Two more states have advanced comprehensive pro-life legislation that would limit the practicing of abortions, ahead of an expected Supreme Court ruling on abortion this summer.
As reported by ABC News, Arizona Governor Doug Ducey (R-Ariz.) signed a comprehensive 15-week abortion ban into law, after the bill passed through both houses of the state legislature on party-line votes.
“In Arizona, we know there is immeasurable value in every life — including preborn life,” Ducey said in a written statement. “I believe it is each state’s responsibility to protect them.”
The new Arizona law allows for only one exception to the 15-week ban: Abortions in cases where continuation of the pregnancy would “create serious risk of substantial and irreversible impairment of a major bodily function” for the mother. The law also allows for doctors who perform abortions after 15 weeks to face felony charges and possible loss of their medical license for doing so, but does not allow for prosecution of women who seek abortions.
On Tuesday, the Kentucky state legislature advanced a pro-life bill called HB3. Under the bill, drugs needed for a “medication abortion” – non-surgical procedures often carried out within the first 10 weeks of a pregnancy – must be provided to patients only by licensed physicians who are in good standing in Kentucky. Such drugs would no longer be able to be sent to patients through the mail under the new law.
The legislation would also require all the names of doctors who provide medication abortions to be released publicly, and would also set up a government-run online “complaint portal” so citizens can anonymously report abortion providers who violate the new law.
With these bills, Arizona and Kentucky join the ranks of numerous other states that have passed pro-life bills in recent months, including Texas, Idaho, Oklahoma, and Mississippi. The latter’s 15-week abortion ban is being challenged at the Supreme Court, in a case that could ultimately decide the fate of legalized abortion.

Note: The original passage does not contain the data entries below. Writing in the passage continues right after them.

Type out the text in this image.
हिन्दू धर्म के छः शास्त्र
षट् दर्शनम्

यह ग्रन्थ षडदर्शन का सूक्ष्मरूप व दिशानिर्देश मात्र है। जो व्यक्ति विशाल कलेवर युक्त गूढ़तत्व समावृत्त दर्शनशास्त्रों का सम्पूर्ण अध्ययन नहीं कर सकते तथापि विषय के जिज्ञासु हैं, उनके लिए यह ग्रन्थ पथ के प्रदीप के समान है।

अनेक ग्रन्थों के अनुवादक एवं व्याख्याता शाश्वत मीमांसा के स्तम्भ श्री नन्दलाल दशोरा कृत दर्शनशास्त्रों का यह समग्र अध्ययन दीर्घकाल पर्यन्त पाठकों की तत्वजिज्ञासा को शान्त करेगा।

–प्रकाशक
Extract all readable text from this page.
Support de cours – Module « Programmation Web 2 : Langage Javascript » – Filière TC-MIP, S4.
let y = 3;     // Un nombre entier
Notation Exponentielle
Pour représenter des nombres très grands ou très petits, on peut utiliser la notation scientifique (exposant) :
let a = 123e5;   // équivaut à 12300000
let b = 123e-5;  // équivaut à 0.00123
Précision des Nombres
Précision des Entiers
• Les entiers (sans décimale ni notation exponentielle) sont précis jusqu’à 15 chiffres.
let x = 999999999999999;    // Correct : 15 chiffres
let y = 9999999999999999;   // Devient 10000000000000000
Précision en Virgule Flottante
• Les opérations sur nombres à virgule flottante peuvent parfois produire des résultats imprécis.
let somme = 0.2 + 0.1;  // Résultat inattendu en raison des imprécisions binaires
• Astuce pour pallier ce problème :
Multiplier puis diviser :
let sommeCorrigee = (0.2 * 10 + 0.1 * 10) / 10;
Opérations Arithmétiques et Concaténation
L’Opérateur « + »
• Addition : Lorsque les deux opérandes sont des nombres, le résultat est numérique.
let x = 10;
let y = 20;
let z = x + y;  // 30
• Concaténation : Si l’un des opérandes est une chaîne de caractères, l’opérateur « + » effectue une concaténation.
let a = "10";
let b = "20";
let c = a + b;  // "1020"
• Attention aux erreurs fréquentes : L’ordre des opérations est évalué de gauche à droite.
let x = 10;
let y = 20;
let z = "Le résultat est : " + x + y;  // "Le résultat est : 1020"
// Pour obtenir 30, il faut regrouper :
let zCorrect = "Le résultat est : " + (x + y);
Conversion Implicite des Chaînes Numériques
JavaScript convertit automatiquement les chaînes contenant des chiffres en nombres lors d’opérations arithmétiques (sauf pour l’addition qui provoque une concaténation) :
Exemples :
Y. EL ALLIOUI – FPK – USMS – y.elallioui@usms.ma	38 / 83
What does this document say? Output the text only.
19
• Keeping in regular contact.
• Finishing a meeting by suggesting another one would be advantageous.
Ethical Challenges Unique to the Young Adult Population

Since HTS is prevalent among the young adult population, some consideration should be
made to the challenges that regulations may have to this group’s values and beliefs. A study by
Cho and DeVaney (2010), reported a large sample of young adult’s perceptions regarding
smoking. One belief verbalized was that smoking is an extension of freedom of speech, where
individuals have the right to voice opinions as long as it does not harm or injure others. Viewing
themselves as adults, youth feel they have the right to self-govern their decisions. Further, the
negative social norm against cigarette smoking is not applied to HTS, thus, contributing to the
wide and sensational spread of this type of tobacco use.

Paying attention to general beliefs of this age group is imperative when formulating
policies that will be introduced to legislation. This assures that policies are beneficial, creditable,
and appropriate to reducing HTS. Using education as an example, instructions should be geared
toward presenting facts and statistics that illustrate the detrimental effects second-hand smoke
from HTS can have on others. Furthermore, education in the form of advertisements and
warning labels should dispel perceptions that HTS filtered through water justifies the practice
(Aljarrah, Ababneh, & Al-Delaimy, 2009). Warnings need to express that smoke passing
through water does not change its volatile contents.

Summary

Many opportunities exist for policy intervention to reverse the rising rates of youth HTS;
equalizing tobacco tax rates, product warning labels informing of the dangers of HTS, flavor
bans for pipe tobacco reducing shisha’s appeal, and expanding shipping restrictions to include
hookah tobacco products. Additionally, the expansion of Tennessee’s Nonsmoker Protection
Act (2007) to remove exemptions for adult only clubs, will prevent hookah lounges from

The case, Dobbs v. Jackson Women’s Health Organization, is expected to be decided this summer; with the court currently consisting of a 6-3 conservative majority, it is widely expected that the decision will see at least the partial overturning of the historic 1973 case Roe v. Wade, which legalized abortion nationwide. In the event that Roe is fully or partially overturned, the court will most likely return the issue of abortion to individual states to decide.